L’opposition entre hiérarchie et terrain

Ce genre de comportement a humainement tendance à se répandre dans le privé comme dans le public. Mais dans le privé, d’odieux capitalistes assoiffés de dividendes font régulièrement des « audits » et remettent les intéressés dans des postes plus actifs, ou, quand ce n’est pas possible, s’en séparent. Les strates inactives ne peuvent donc s’accumuler comme dans les institutions à emploi garanti, qu’il s’agisse de l’administration proprement dite ou d’entreprises publiques. D’où la crainte des privatisations, qui pourtant améliorent en général les responsabilités et finalement les salaires.

L’administration elle-même n’est pas homogène.

Comme nous l’avons vu, une partie de son personnel est « sur le terrain », face aux élèves, aux étudiants, aux malades, aux clients, aux délinquants et plus généralement au public.

L’autre partie du personnel, souvent nommé « administratif », de « gestion », « support » etc. est beaucoup plus au calme et passe une grande partie de son temps à rédiger des directives (procédures, programmes scolaires, instructions de comportement…) qui exaspèrent le personnel de terrain. Ce dernier est particulièrement irrité par la part croissante de temps requis pour la production de rapports analysant son activité, rapport que le personnel de terrain soupçonne de servir de justification de poste « aux bureaucrates ». Cela au lieu d’accorder une pleine autonomie aux opérationnels, quitte à les sanctionner a posteriori, le cas échéant.

Et maintenant ?

Étant retraité depuis longtemps, en dehors de mes activités d’enseignement et de conférences à la demande, j’espérais vaguement que ce genre de pratique avait disparu.

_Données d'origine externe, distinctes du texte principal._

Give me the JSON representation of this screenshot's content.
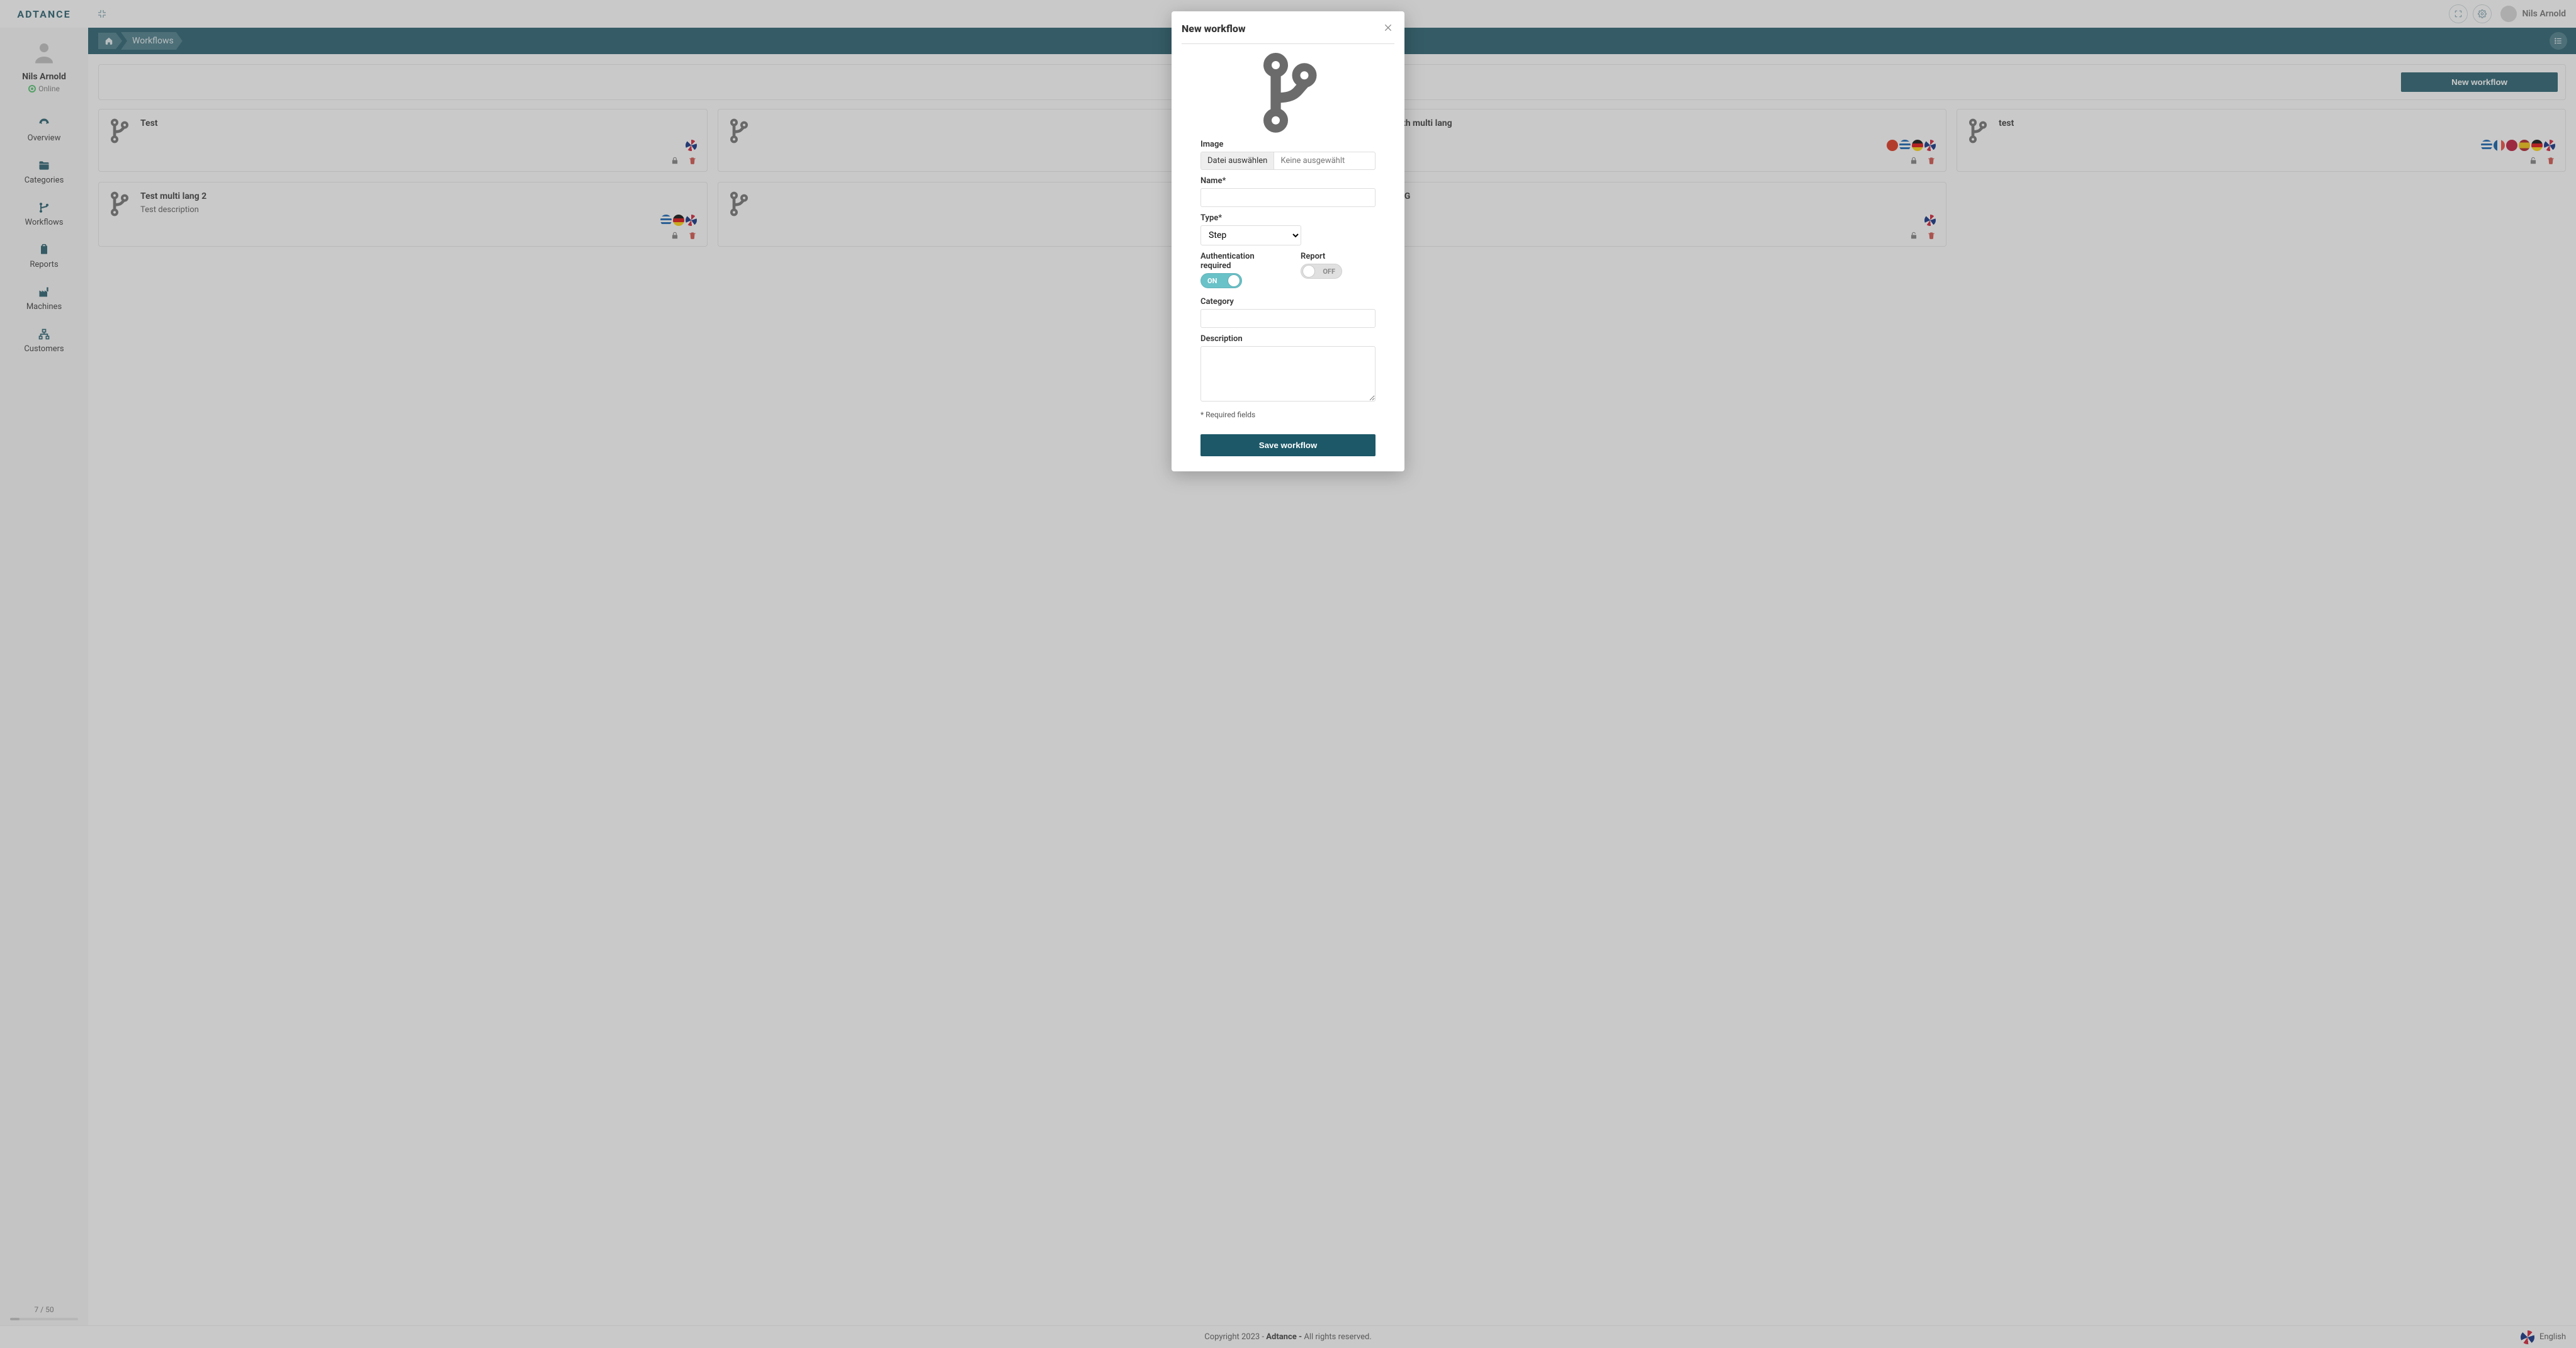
{
  "logo_text": "ADTANCE",
  "header": {
    "user_name": "Nils Arnold"
  },
  "sidebar": {
    "user_name": "Nils Arnold",
    "status": "Online",
    "items": [
      {
        "label": "Overview"
      },
      {
        "label": "Categories"
      },
      {
        "label": "Workflows"
      },
      {
        "label": "Reports"
      },
      {
        "label": "Machines"
      },
      {
        "label": "Customers"
      }
    ],
    "quota": "7 / 50"
  },
  "breadcrumb": {
    "items": [
      "Workflows"
    ]
  },
  "toolbar": {
    "new_workflow": "New workflow"
  },
  "cards": [
    {
      "title": "Test",
      "desc": "",
      "flags": [
        "gb"
      ],
      "locked": true
    },
    {
      "title": "",
      "desc": "",
      "flags": [],
      "locked": true
    },
    {
      "title": "est with multi lang",
      "desc": "",
      "flags": [
        "cn",
        "gr",
        "de",
        "gb"
      ],
      "locked": true
    },
    {
      "title": "test",
      "desc": "",
      "flags": [
        "gr",
        "fr",
        "no",
        "es",
        "de",
        "gb"
      ],
      "locked": false
    },
    {
      "title": "Test multi lang 2",
      "desc": "Test description",
      "flags": [
        "gr",
        "de",
        "gb"
      ],
      "locked": true
    },
    {
      "title": "",
      "desc": "",
      "flags": [],
      "locked": true
    },
    {
      "title": "emo KG",
      "desc": "",
      "flags": [
        "gb"
      ],
      "locked": false
    }
  ],
  "footer": {
    "copyright_pre": "Copyright 2023 - ",
    "brand": "Adtance - ",
    "rights": "All rights reserved.",
    "language": "English"
  },
  "modal": {
    "title": "New workflow",
    "image_label": "Image",
    "file_choose": "Datei auswählen",
    "file_status": "Keine ausgewählt",
    "name_label": "Name*",
    "name_value": "",
    "type_label": "Type*",
    "type_value": "Step",
    "auth_label": "Authentication required",
    "auth_on_label": "ON",
    "report_label": "Report",
    "report_off_label": "OFF",
    "category_label": "Category",
    "category_value": "",
    "description_label": "Description",
    "description_value": "",
    "required_hint": "* Required fields",
    "save_label": "Save workflow"
  }
}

Apparemment pas partout, comme l’illustrent en 2021 ces péripéties à la Mairie de Paris où l’accumulation séculaire de petits allégements du temps de travail à ramené la moyenne annuelle à beaucoup moins de 35 heures par semaine : ses 55.000 agents travaillent en moyenne 1.552 heures par an au lieu des 1607 heures annuelles requises, selon un rapport de la Chambre régionale des comptes d’Ile-de-France de 2017, soit la bagatelle de 55 heures ou 9 jours de congés payés supplémentaires.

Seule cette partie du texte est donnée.